Without delving into spoilers, whilst Marco is the outwardly emotional one, Benigno keeps everything bottled up. Well, comparatively speaking. Their personalities meet somewhere in the middle so, to an extent, they complement each other and essentially form a relationship in the phsyical and emotional absence of women in their lives. The bromance between Marco and Benigno is deftly done, and it’s easy to see why those characters so easily become friends. Despite their differences they form a super glue-esque bond that remains solid despite the events that transpire. The script is set up to slowly dripfeed the audience with information, cutting back and forth between the present and each character’s past. It’s effective in not showing its hand until you reach the finale, and subsequently no surprise that it won an Oscar for best screenplay.

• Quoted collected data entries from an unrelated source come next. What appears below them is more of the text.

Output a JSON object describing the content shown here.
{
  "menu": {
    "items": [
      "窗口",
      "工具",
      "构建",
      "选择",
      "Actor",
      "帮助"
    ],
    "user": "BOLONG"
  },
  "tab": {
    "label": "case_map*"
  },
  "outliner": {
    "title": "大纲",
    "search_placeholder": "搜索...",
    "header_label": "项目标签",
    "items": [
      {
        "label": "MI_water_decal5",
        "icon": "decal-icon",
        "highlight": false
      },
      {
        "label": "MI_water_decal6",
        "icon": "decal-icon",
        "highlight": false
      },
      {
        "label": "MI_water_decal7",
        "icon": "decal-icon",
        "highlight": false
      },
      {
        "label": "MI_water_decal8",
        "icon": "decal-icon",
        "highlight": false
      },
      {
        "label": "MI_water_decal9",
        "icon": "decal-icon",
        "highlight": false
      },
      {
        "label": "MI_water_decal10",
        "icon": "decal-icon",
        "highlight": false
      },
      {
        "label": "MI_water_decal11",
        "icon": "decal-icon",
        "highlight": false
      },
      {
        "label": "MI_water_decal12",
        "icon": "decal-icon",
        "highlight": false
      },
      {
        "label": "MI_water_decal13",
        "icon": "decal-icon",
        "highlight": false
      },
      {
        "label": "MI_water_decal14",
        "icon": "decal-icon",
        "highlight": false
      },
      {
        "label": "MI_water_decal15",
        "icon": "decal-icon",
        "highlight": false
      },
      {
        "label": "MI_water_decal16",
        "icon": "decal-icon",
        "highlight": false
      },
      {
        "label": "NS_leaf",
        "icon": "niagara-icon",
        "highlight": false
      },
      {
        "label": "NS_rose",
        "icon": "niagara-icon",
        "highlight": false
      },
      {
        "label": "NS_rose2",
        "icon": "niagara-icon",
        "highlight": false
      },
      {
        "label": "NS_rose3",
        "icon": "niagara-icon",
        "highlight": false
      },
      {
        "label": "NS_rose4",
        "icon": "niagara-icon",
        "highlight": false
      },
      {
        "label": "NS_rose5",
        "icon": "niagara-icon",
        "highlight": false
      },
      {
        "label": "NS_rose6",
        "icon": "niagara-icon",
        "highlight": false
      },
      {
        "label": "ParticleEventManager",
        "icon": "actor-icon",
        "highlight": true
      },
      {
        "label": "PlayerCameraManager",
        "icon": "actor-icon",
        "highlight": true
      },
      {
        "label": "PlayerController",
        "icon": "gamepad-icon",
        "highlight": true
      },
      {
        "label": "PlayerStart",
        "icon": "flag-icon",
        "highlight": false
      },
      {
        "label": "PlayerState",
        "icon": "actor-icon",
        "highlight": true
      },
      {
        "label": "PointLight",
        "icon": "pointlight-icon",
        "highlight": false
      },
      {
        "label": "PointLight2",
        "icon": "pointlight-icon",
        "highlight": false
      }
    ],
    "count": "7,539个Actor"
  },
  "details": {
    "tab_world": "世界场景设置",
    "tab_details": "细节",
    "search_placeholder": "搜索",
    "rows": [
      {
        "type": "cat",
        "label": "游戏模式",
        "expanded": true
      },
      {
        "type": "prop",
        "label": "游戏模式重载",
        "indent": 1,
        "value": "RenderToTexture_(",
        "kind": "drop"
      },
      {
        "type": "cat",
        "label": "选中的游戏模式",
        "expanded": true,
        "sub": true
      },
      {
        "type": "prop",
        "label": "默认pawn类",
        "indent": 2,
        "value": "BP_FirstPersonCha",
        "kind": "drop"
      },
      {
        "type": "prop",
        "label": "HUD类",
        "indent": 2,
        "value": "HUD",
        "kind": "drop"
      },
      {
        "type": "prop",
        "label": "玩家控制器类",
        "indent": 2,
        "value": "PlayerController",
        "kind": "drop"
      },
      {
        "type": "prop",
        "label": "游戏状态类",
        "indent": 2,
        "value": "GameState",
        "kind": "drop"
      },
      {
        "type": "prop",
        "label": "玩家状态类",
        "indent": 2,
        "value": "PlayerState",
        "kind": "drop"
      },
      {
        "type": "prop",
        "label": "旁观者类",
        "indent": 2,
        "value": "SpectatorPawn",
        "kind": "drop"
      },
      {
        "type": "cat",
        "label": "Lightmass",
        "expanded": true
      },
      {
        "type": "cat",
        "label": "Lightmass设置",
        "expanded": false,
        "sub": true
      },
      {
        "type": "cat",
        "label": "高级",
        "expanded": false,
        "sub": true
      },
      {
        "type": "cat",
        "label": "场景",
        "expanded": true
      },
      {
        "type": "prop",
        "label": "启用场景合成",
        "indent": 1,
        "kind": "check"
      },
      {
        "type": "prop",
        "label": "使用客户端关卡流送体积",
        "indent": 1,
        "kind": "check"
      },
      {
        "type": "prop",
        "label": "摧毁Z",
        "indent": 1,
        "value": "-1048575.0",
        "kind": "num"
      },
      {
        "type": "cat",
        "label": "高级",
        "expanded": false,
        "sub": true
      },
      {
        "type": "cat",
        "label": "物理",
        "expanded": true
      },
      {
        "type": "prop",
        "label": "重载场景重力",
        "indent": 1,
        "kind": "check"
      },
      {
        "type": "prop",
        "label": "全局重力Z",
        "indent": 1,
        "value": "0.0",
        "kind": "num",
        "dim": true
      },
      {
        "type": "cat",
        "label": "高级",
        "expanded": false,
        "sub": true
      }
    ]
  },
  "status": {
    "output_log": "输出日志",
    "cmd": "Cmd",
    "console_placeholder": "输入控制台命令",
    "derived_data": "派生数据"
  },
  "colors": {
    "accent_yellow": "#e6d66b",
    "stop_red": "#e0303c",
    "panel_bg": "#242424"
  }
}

What I enjoyed the most was the differences between these two male characters. Marco’s much more open with his emotions compared to Benigno, whereas Benigno has deep feelings for Alicia, the woman in a coma who he is caring for, yet rarely explicitly displays that emotion. Ultimately there are revelations for both men, either from them or regarding them, that push us towards the resolution of the film. There’s also a nice use of silent film to demonstrate character’s feelings, and whilst they are essentially fantasy sequences they don’t disturb the realistic tone set by the “real world” portions of the story. Depth is provided by Geraldine Chaplin as the ballet instructor of Benigno’s comatose patient. She dips in and out of the story
IMDB lists “comedy” amongst the genre tags for the film, which I’m not sure I agree with. Okay, so the silent film sections are intended to be humorous, but otherwise it’s quite a serious affair. It’s more drama than comedy, so like all good dramas it has some funny elements, but it’s certainly not comedy in a specific sense. Either that or I completely misjudged the tone of the film – it wouldn’t be the first time this has happened. There are weighty themes involved, so I don’t think I’ve misunderstood it that badly. In any case, I enjoyed it – there’s nary a dull moment and despite some really minor misgivings about where the plot ultimately leads I thought the story to be consistent and grounded in reality.
Favourite scene: Marco having to kill the snake. Establishes both his and Lydia’s personality quite succinctly.
Quote: ” Nothing is simple. I’m a ballet mistress, and nothing is simple.”